ChIP and ChIP-seq analysis

For Figure 3, strain BY4741 was used. For nuclear depletion of Rpb1 (YSB3202) or Bdf1 (YSB3323) in Figure 6, the Anchor Away system (Haruki et al. 2008) was used, with 1 µg/mL rapamycin added for 1 h to cells containing the appropriate FRB fusion. Cells were grown to OD600 = 0.5 and then cross-linked with 1% formaldehyde for 20 min at room temperature. Cross-linking was stopped with 125 mM glycine for 5 min, and cells were collected and washed. Sheared chromatin (100∼300 bp) was prepared using a Misonix Sonicator 300 with cup horns.

Cross-linked chromatin was precipitated by standard methods with specific antibodies against Taf1 (provided by Joe Reese, Pennsylvania State University), Spt15 (TBP), H3 (Abcam, ab1791), or H4ac (Millipore, 06-598). Libraries for multiplex sequencing were generated as described previously (Wong et al. 2013) and sequenced on an Illumina 2500 machine by the Harvard Bauer Center Genomics Core Facility. Sequenced reads were aligned to the yeast S288C reference genome (http://www.yeastgenome.org, with annotations provided by Burak Alver, Harvard Medical School) using Bowtie 1 (Langmead et al. 2009). MACS (version 2) was used to visualize peaks from sequence read distribution (Feng et al. 2012). Custom Python scripts for analyzing and graphing data (from L. Soares) are available at https:// github.com/Buratowski/NGS. Data have been deposited in Gene Expression Omnibus (GEO; accession no. GSE94851).
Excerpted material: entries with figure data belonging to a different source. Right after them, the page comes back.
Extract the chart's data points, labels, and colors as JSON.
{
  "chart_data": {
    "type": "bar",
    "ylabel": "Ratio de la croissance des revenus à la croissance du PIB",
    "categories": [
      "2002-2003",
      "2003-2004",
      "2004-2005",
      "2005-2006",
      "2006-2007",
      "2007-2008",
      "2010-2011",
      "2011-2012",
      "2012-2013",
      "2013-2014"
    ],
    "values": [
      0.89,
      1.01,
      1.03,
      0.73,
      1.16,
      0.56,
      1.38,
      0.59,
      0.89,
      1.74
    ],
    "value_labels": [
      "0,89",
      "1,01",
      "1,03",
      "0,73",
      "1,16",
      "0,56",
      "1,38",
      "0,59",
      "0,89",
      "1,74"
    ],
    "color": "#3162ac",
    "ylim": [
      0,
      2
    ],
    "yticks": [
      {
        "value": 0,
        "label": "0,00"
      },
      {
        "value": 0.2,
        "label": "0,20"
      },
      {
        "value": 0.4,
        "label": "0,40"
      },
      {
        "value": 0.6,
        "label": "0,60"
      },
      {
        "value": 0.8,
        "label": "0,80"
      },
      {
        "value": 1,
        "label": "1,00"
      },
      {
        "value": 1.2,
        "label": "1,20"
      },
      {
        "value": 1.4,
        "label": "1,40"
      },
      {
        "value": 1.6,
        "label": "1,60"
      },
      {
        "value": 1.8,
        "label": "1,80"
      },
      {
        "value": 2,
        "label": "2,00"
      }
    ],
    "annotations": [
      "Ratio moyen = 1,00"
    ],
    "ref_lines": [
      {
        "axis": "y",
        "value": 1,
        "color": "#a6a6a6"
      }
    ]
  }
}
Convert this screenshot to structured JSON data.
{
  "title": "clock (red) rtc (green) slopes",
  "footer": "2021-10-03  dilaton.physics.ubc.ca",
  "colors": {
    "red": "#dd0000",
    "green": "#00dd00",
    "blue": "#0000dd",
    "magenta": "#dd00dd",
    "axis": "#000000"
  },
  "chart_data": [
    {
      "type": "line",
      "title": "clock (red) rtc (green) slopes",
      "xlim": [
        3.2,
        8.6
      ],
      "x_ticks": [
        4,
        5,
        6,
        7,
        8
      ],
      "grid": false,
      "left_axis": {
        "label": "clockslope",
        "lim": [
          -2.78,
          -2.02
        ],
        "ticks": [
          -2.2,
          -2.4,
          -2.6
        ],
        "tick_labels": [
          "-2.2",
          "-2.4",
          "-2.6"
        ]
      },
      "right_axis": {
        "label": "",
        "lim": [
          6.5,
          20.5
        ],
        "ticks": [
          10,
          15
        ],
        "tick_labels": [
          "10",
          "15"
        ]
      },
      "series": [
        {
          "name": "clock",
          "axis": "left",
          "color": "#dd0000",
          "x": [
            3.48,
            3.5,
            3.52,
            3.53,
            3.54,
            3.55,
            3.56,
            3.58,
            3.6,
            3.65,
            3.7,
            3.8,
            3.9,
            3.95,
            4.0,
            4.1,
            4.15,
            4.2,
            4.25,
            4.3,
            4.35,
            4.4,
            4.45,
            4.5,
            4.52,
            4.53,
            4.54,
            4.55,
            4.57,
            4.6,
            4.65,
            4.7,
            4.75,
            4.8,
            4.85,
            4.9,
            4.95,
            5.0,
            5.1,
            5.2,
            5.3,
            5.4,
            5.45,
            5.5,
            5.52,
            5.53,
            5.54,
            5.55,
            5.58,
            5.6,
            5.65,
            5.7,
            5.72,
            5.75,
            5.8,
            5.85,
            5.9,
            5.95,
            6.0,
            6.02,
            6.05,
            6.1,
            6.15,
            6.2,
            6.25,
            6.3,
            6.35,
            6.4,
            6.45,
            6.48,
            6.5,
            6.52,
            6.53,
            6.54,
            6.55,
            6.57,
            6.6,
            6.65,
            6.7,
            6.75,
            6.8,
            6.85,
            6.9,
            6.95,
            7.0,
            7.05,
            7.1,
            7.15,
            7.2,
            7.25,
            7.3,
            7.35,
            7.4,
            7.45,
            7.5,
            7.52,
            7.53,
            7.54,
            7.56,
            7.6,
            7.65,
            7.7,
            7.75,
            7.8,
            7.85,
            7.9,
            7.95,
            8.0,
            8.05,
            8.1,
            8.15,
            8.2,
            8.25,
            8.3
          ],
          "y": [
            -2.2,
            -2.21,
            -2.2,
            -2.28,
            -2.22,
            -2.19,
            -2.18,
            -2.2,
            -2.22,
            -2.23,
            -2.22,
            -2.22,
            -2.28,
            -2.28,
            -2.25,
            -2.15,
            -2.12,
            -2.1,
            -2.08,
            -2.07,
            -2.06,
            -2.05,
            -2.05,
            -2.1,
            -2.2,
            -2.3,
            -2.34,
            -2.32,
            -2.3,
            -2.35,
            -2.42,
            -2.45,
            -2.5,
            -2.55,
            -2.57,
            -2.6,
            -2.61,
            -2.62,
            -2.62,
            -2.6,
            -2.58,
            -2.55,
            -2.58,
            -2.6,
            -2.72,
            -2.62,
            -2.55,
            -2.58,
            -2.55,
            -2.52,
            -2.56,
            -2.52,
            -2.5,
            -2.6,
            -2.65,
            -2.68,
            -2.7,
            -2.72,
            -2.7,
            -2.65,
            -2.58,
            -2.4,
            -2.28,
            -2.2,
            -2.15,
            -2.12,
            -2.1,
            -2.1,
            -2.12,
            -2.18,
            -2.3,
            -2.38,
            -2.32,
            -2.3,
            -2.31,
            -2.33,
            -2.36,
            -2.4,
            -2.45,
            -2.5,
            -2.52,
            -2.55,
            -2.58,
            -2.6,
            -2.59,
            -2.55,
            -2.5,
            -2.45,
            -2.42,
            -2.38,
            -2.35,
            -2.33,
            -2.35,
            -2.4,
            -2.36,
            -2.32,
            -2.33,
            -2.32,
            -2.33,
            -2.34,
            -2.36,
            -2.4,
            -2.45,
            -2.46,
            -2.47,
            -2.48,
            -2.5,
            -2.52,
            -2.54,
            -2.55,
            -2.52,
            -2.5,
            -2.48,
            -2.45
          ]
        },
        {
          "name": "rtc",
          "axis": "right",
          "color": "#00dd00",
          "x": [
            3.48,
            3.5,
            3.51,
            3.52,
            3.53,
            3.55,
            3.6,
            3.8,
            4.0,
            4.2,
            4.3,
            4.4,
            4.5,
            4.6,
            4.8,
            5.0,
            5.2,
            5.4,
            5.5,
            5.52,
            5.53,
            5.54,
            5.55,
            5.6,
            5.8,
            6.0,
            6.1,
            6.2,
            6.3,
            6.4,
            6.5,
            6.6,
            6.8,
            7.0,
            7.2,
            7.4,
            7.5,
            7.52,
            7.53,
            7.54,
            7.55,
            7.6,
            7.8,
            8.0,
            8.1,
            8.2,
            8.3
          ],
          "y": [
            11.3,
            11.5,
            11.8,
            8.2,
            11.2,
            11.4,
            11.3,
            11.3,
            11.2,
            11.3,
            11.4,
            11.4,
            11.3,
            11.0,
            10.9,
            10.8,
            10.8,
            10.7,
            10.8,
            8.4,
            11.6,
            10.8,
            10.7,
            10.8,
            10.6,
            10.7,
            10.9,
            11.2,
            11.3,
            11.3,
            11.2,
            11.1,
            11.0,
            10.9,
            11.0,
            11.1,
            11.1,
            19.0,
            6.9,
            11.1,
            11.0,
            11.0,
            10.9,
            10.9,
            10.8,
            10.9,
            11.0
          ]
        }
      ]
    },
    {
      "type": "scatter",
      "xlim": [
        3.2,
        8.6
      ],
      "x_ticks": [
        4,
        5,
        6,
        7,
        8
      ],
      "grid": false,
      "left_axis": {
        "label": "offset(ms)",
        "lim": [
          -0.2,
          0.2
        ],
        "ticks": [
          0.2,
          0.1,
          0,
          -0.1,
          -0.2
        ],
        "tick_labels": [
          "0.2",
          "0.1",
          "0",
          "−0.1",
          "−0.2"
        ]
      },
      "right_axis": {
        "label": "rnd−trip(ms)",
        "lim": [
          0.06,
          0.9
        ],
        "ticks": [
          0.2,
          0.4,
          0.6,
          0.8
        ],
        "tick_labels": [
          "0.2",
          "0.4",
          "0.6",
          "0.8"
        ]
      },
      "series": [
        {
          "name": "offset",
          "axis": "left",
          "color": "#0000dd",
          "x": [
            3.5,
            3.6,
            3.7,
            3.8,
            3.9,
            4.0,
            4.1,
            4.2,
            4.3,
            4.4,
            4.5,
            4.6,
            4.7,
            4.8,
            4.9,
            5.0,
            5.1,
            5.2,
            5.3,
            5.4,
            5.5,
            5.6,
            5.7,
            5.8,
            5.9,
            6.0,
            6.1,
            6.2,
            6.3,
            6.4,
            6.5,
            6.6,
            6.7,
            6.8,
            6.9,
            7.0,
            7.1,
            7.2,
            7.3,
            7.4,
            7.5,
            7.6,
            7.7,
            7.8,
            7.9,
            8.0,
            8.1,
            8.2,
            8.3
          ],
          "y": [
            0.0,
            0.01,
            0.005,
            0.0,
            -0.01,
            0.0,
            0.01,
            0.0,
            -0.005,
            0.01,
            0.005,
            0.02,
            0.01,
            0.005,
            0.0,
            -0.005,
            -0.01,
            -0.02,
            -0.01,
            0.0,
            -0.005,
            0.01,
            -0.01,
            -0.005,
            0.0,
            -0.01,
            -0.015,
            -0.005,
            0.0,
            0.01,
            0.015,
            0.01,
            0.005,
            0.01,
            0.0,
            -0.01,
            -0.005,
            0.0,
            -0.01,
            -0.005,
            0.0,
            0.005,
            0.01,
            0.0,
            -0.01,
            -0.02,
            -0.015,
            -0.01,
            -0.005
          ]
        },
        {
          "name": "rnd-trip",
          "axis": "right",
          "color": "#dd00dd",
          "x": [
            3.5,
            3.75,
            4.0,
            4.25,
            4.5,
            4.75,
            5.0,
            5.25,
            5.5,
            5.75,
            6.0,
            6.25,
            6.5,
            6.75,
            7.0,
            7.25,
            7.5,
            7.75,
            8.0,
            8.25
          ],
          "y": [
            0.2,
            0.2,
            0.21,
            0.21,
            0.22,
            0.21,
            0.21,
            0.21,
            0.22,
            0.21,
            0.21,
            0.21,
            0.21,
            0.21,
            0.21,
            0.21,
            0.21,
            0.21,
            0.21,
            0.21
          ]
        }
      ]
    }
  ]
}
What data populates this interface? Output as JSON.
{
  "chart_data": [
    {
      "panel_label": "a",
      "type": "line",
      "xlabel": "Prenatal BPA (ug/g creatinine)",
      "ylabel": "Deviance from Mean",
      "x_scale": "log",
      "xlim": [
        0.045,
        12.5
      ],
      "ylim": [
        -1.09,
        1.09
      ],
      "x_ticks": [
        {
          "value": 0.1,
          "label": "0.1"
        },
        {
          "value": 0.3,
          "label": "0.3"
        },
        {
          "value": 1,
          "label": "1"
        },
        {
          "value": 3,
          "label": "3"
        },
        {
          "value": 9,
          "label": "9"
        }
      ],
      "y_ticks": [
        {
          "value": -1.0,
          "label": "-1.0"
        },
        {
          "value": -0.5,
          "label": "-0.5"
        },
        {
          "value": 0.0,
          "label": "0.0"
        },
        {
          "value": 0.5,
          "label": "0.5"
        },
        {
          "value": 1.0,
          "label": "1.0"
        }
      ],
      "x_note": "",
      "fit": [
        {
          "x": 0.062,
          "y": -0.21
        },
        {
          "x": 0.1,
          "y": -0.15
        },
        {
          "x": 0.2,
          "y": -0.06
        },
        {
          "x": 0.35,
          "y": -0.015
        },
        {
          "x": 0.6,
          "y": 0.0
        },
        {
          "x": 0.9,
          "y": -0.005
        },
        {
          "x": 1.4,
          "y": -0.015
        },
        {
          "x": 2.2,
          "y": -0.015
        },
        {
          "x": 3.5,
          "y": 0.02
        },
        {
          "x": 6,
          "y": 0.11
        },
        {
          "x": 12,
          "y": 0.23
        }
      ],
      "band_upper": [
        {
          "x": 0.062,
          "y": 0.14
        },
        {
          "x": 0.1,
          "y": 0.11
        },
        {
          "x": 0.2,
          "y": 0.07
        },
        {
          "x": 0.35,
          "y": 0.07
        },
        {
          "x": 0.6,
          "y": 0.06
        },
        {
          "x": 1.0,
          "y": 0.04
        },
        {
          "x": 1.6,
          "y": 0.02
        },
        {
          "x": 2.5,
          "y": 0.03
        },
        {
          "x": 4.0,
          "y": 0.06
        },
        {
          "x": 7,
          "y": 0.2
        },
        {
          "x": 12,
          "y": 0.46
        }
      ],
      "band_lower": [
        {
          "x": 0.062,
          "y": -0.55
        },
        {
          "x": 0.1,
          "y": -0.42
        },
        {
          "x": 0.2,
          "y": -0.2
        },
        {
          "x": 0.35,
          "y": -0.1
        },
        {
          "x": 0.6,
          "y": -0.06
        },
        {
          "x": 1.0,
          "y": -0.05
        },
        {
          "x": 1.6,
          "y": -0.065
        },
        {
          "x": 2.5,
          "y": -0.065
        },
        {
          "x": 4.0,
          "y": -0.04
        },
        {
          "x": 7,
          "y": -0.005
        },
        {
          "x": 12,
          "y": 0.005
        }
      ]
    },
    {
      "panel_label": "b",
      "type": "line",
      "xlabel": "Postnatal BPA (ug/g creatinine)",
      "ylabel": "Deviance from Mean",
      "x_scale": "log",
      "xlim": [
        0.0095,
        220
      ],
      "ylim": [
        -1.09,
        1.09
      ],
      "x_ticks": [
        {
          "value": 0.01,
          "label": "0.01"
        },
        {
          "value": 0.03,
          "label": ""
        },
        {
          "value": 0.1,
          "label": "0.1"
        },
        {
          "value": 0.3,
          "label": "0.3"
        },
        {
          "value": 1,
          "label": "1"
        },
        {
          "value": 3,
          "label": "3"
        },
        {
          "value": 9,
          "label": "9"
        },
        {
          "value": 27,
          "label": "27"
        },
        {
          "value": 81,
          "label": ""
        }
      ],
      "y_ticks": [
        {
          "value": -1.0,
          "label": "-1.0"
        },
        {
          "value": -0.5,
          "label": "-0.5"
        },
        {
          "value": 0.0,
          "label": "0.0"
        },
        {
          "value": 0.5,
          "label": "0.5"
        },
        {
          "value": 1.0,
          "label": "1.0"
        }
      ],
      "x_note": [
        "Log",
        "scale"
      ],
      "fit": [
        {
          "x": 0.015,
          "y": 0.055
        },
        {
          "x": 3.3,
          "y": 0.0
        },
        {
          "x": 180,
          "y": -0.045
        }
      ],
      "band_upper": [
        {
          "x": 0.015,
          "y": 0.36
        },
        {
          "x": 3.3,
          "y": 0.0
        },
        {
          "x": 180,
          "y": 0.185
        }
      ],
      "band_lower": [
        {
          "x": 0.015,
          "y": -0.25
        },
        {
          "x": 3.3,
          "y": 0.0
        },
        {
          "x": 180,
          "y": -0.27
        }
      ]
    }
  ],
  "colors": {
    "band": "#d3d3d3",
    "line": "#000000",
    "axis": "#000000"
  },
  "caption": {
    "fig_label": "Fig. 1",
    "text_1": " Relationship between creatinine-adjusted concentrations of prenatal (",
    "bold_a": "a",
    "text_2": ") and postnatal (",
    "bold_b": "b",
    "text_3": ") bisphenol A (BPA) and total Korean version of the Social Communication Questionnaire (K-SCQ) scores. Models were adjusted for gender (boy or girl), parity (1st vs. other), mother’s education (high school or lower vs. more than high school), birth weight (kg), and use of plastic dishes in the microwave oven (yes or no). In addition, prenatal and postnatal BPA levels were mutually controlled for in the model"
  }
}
In order to reanalyze genome-wide occupancy, raw data for TFIIB (Wong et al. 2014), Taf1, Bdf1 (Rhee and Pugh 2012), Htz1 (Gu et al. 2015), and Swr1 (Yen et al. 2013) were adapted and reanalyzed in parallel as above (GEO accession nos. SRR1197807 [TFIIB], SRR396796 [Taf1], SRR397550 [Bdf1],SRR1118262 [Htz1], and SRR948403 [Swr1]).

In vitro transcription

In vitro transcription was performed as described (Sikorski et al. 2012). After preincubation of template and extract, NTPs were added for 3 min for single-round transcription and for 45 min for multiround reactions. For the two-step transcription analysis in Figure 5, NTP preincubation was performed as in the immobilized template-binding assay as described above, except Gal4-vp16 was not added. Template 1, shown in Figure 1A, was incubated with wild-type or taf1 or taf11 mutant extract and unlabeled NTPs for 30 min. Beads were then washed three times in 200 µL of wash buffer. For the second reaction, template 2 (pG5CG-D2 from Pardee et al. 2003), ∼1.5 mg of wild-type yeast nuclear extract, and 32P-labeled NTPs (250 µM ATP, 250 µM CTP, 10 µM UTP, 1.2 µCi of 32P-labeled UTP) in 240 µL of 1× transcription buffer were added to the template 1-bound beads. At each indicated time point, 60 µL of the mix was collected, and the reaction was stopped with 200 µL of RNase T1 mixture (1000 U; Thermo Scientific). Transcripts were recovered and analyzed by standard gel electrophoresis, autoradiography, and phosphorimager.